In this project I created visualisations to communicate the historical narrative of the gender gap in different fields of study.

I also practiced some techniques to remove chartjunk and maximise the data-ink ratio, with the aim of having these visuals work effectively as standalone artifacts.

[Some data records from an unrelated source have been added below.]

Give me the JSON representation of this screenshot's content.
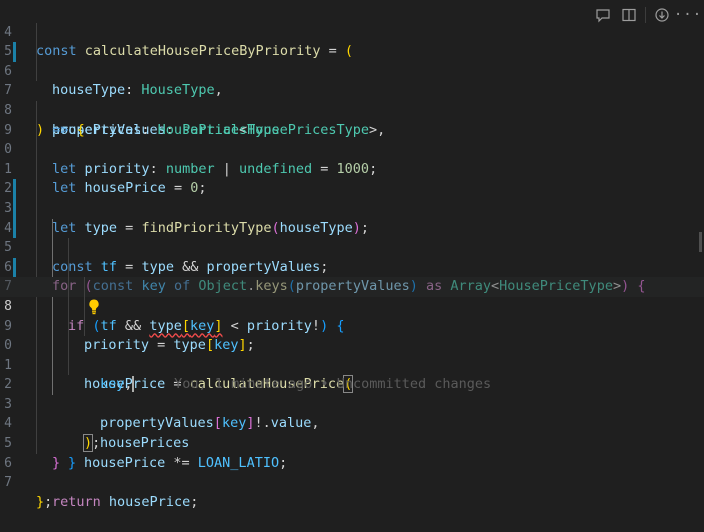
{
  "editor": {
    "lines": [
      {
        "num": "4"
      },
      {
        "num": "5"
      },
      {
        "num": "6"
      },
      {
        "num": "7"
      },
      {
        "num": "8"
      },
      {
        "num": "9"
      },
      {
        "num": "0"
      },
      {
        "num": "1"
      },
      {
        "num": "2"
      },
      {
        "num": "3"
      },
      {
        "num": "4"
      },
      {
        "num": "5"
      },
      {
        "num": "6"
      },
      {
        "num": "7"
      },
      {
        "num": "8"
      },
      {
        "num": "9"
      },
      {
        "num": "0"
      },
      {
        "num": "1"
      },
      {
        "num": "2"
      },
      {
        "num": "3"
      },
      {
        "num": "4"
      },
      {
        "num": "5"
      },
      {
        "num": "6"
      },
      {
        "num": "7"
      }
    ],
    "code": {
      "l1": {
        "kw": "const",
        "name": "calculateHousePriceByPriority",
        "eq": " = ",
        "paren": "("
      },
      "l2": {
        "param": "houseType",
        "colon": ": ",
        "type": "HouseType",
        "comma": ","
      },
      "l3": {
        "param": "propertyValues",
        "colon": ": ",
        "type": "Partial",
        "lt": "<",
        "type2": "HousePricesType",
        "gt": ">",
        "comma": ","
      },
      "l4": {
        "param": "housePrices",
        "colon": ": ",
        "type": "HousePricesType"
      },
      "l5": {
        "paren": ")",
        "arrow": " => ",
        "brace": "{"
      },
      "l6": {
        "kw": "let",
        "name": "priority",
        "colon": ": ",
        "type": "number",
        "bar": " | ",
        "type2": "undefined",
        "eq": " = ",
        "num": "1000",
        "semi": ";"
      },
      "l7": {
        "kw": "let",
        "name": "housePrice",
        "eq": " = ",
        "num": "0",
        "semi": ";"
      },
      "l9": {
        "kw": "let",
        "name": "type",
        "eq": " = ",
        "fn": "findPriorityType",
        "po": "(",
        "arg": "houseType",
        "pc": ")",
        "semi": ";"
      },
      "l10": {
        "kw": "const",
        "name": "tf",
        "eq": " = ",
        "a": "type",
        "and": " && ",
        "b": "propertyValues",
        "semi": ";"
      },
      "l11": {
        "kw": "for",
        "po": " (",
        "kw2": "const",
        "key": "key",
        "of": " of ",
        "obj": "Object",
        "dot": ".",
        "fn": "keys",
        "p2o": "(",
        "arg": "propertyValues",
        "p2c": ")",
        "as": " as ",
        "type": "Array",
        "lt": "<",
        "type2": "HousePriceType",
        "gt": ">",
        "pc": ")",
        "brace": " {"
      },
      "l12": {
        "kw": "if",
        "po": " (",
        "a": "tf",
        "and": " && ",
        "b": "type",
        "bo": "[",
        "key": "key",
        "bc": "]",
        "lt": " < ",
        "c": "priority",
        "bang": "!",
        "pc": ")",
        "brace": " {"
      },
      "l13": {
        "a": "priority",
        "eq": " = ",
        "b": "type",
        "bo": "[",
        "key": "key",
        "bc": "]",
        "semi": ";"
      },
      "l14": {
        "a": "housePrice",
        "eq": " = ",
        "fn": "calculateHousePrice",
        "po": "("
      },
      "l15": {
        "key": "key",
        "comma": ",",
        "blame": "You, 1 minute ago • Uncommitted changes"
      },
      "l16": {
        "a": "propertyValues",
        "bo": "[",
        "key": "key",
        "bc": "]",
        "bang": "!",
        "dot": ".",
        "prop": "value",
        "comma": ","
      },
      "l17": {
        "a": "housePrices"
      },
      "l18": {
        "pc": ")",
        "semi": ";"
      },
      "l19": {
        "a": "housePrice",
        "op": " *= ",
        "cst": "LOAN_LATIO",
        "semi": ";"
      },
      "l20": {
        "brace": "}"
      },
      "l21": {
        "brace": "}"
      },
      "l23": {
        "kw": "return",
        "a": "housePrice",
        "semi": ";"
      },
      "l24": {
        "brace": "}",
        "semi": ";"
      }
    }
  },
  "toolbar": {
    "icons": [
      "comment-icon",
      "split-editor-icon",
      "compare-icon",
      "more-icon"
    ],
    "more": "···"
  },
  "colors": {
    "background": "#1f1f1f",
    "keyword": "#569cd6",
    "control": "#c586c0",
    "variable": "#9cdcfe",
    "type": "#4ec9b0",
    "function": "#dcdcaa",
    "number": "#b5cea8",
    "constant": "#4fc1ff",
    "bracket1": "#ffd700",
    "bracket2": "#da70d6",
    "bracket3": "#179fff"
  }
}
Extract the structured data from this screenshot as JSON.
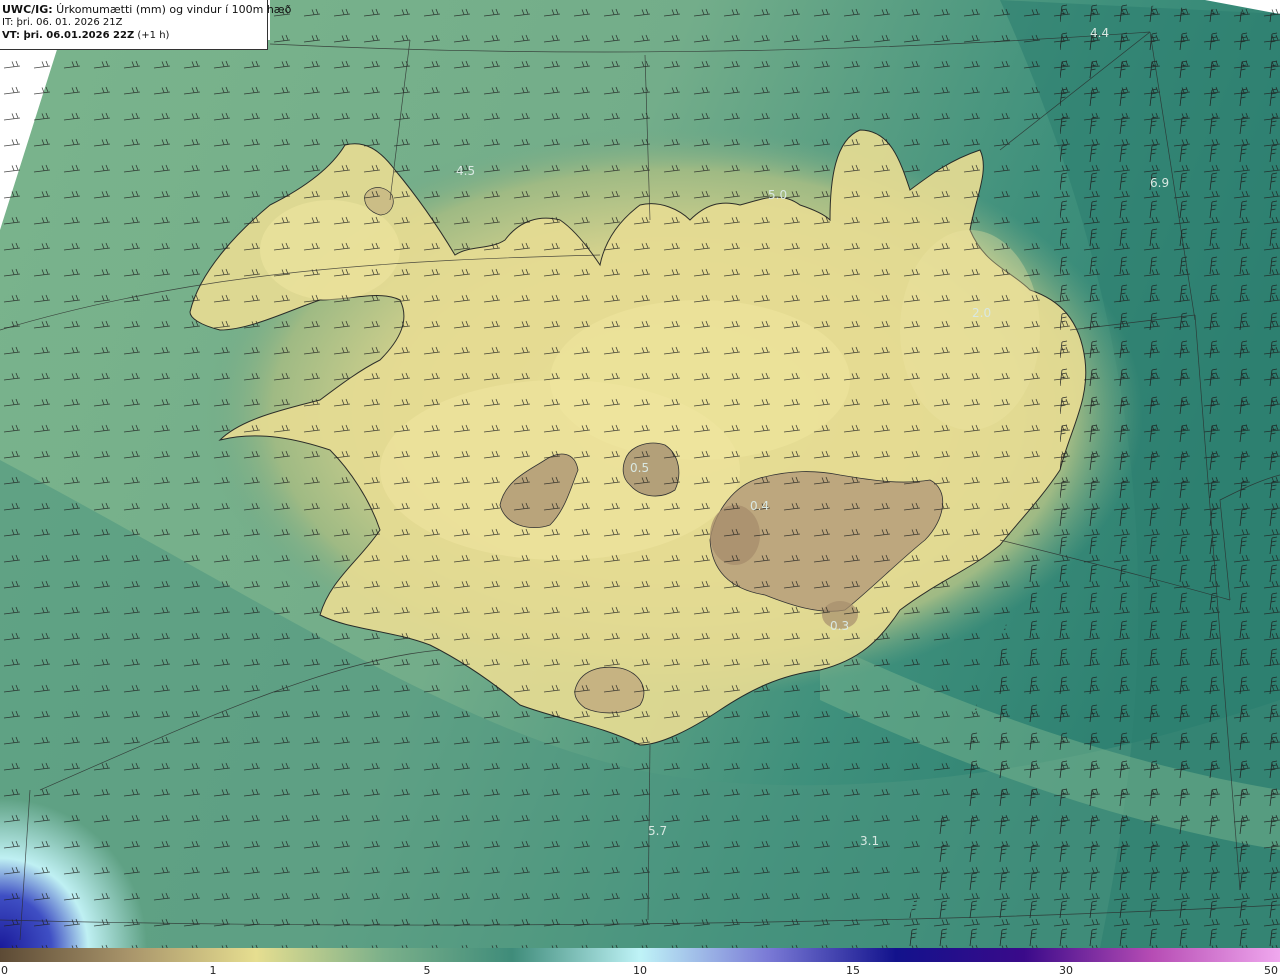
{
  "header": {
    "line1_bold": "UWC/IG:",
    "line1_text": " Úrkomumætti (mm) og vindur í 100m hæð",
    "line2": "IT: þri. 06. 01. 2026 21Z",
    "line3_bold": "VT: þri. 06.01.2026 22Z",
    "line3_text": " (+1 h)"
  },
  "map_labels": [
    {
      "id": "lbl-4-4",
      "text": "4.4"
    },
    {
      "id": "lbl-4-5",
      "text": "4.5"
    },
    {
      "id": "lbl-5-0",
      "text": "5.0"
    },
    {
      "id": "lbl-6-9",
      "text": "6.9"
    },
    {
      "id": "lbl-2-0",
      "text": "2.0"
    },
    {
      "id": "lbl-0-5",
      "text": "0.5"
    },
    {
      "id": "lbl-0-4",
      "text": "0.4"
    },
    {
      "id": "lbl-0-3",
      "text": "0.3"
    },
    {
      "id": "lbl-5-7",
      "text": "5.7"
    },
    {
      "id": "lbl-3-1",
      "text": "3.1"
    }
  ],
  "colorbar": {
    "ticks": [
      "0",
      "1",
      "5",
      "10",
      "15",
      "30",
      "50"
    ],
    "colors": [
      "#5c4a35",
      "#a8946a",
      "#e6de90",
      "#7bb08a",
      "#3f8c7a",
      "#bff3f7",
      "#7a7ad6",
      "#12128c",
      "#3a0a8a",
      "#b64cb4",
      "#f0a8ee"
    ]
  },
  "map_colors": {
    "sea_deep": "#3d8a78",
    "sea_light": "#6aa98a",
    "land_low": "#e4d98e",
    "land_mid": "#c9c48a",
    "glacier": "#b3a079",
    "cyan": "#c3f4f2",
    "blue": "#2a2aa6",
    "coast": "#222222"
  }
}
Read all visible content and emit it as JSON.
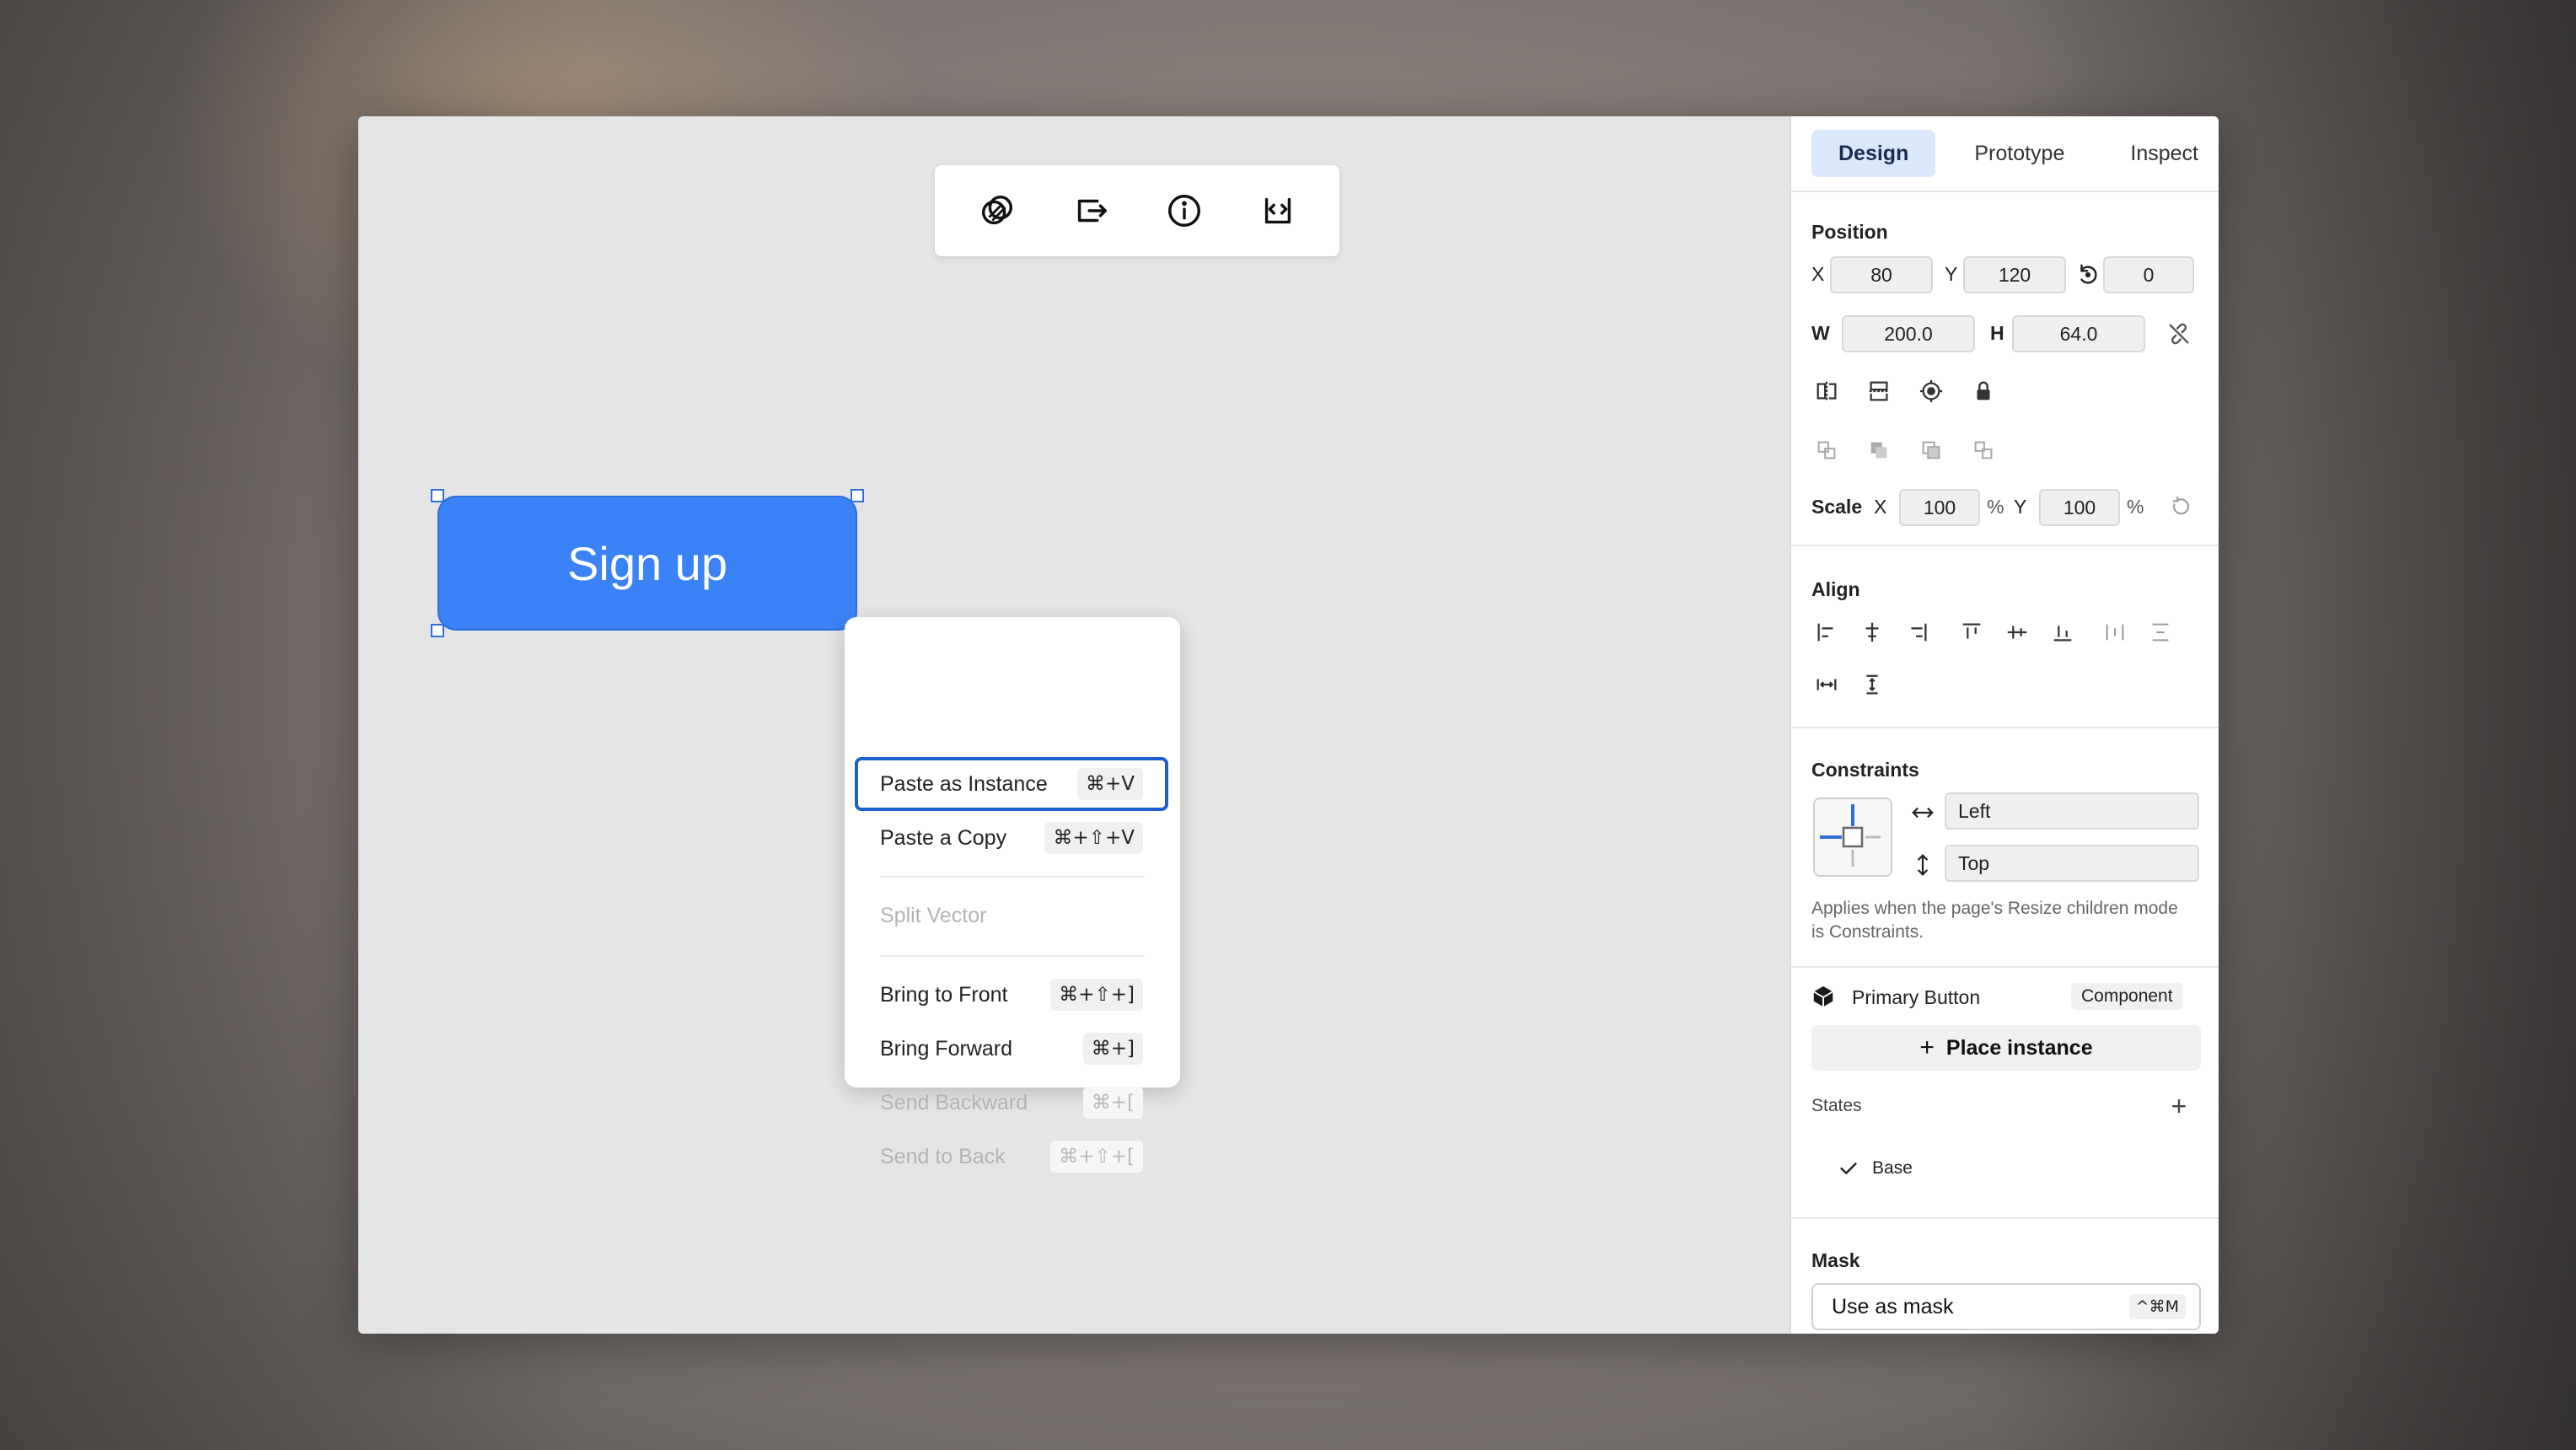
{
  "toolbar": {
    "icons": [
      "boolean-ops-icon",
      "export-icon",
      "info-icon",
      "code-icon"
    ]
  },
  "canvas": {
    "element_label": "Sign up",
    "element_color": "#3b82f6"
  },
  "context_menu": {
    "items": [
      {
        "label": "Paste as Instance",
        "shortcut": "⌘+V",
        "state": "active"
      },
      {
        "label": "Paste a Copy",
        "shortcut": "⌘+⇧+V",
        "state": "enabled"
      },
      {
        "label": "Split Vector",
        "shortcut": "",
        "state": "disabled"
      },
      {
        "label": "Bring to Front",
        "shortcut": "⌘+⇧+]",
        "state": "enabled"
      },
      {
        "label": "Bring Forward",
        "shortcut": "⌘+]",
        "state": "enabled"
      },
      {
        "label": "Send Backward",
        "shortcut": "⌘+[",
        "state": "disabled"
      },
      {
        "label": "Send to Back",
        "shortcut": "⌘+⇧+[",
        "state": "disabled"
      }
    ]
  },
  "panel": {
    "tabs": [
      "Design",
      "Prototype",
      "Inspect"
    ],
    "active_tab": "Design",
    "position": {
      "title": "Position",
      "x_label": "X",
      "x": "80",
      "y_label": "Y",
      "y": "120",
      "rotation": "0",
      "w_label": "W",
      "w": "200.0",
      "h_label": "H",
      "h": "64.0",
      "scale_label": "Scale",
      "scale_x_label": "X",
      "scale_x": "100",
      "scale_x_unit": "%",
      "scale_y_label": "Y",
      "scale_y": "100",
      "scale_y_unit": "%"
    },
    "align": {
      "title": "Align"
    },
    "constraints": {
      "title": "Constraints",
      "horizontal": "Left",
      "vertical": "Top",
      "note": "Applies when the page's Resize children mode is Constraints."
    },
    "component": {
      "name": "Primary Button",
      "badge": "Component",
      "place_label": "Place instance",
      "states_label": "States",
      "states": [
        "Base"
      ]
    },
    "mask": {
      "title": "Mask",
      "button_label": "Use as mask",
      "shortcut": "^⌘M"
    }
  },
  "colors": {
    "accent": "#3b82f6",
    "active_tab_bg": "#dbe7fb",
    "focus_border": "#1b5fd0"
  }
}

It’s quite interesting to see how the gaps have trended over time in different fields, and in my opinion, even more so to notice my responses to the results, which raise all sorts of interesting questions about my own conditioning and biases.

What are our biases when we think of certain fields and professions? Who do we picture more in these roles? What are the attributes of these fields and roles that go towards us unconsciously considering them more masculine or feminine? What were the events which brought about the changes in mindsets and behaviours and influenced all these transitions over time?

Would you have predicted the results panned out the way they did?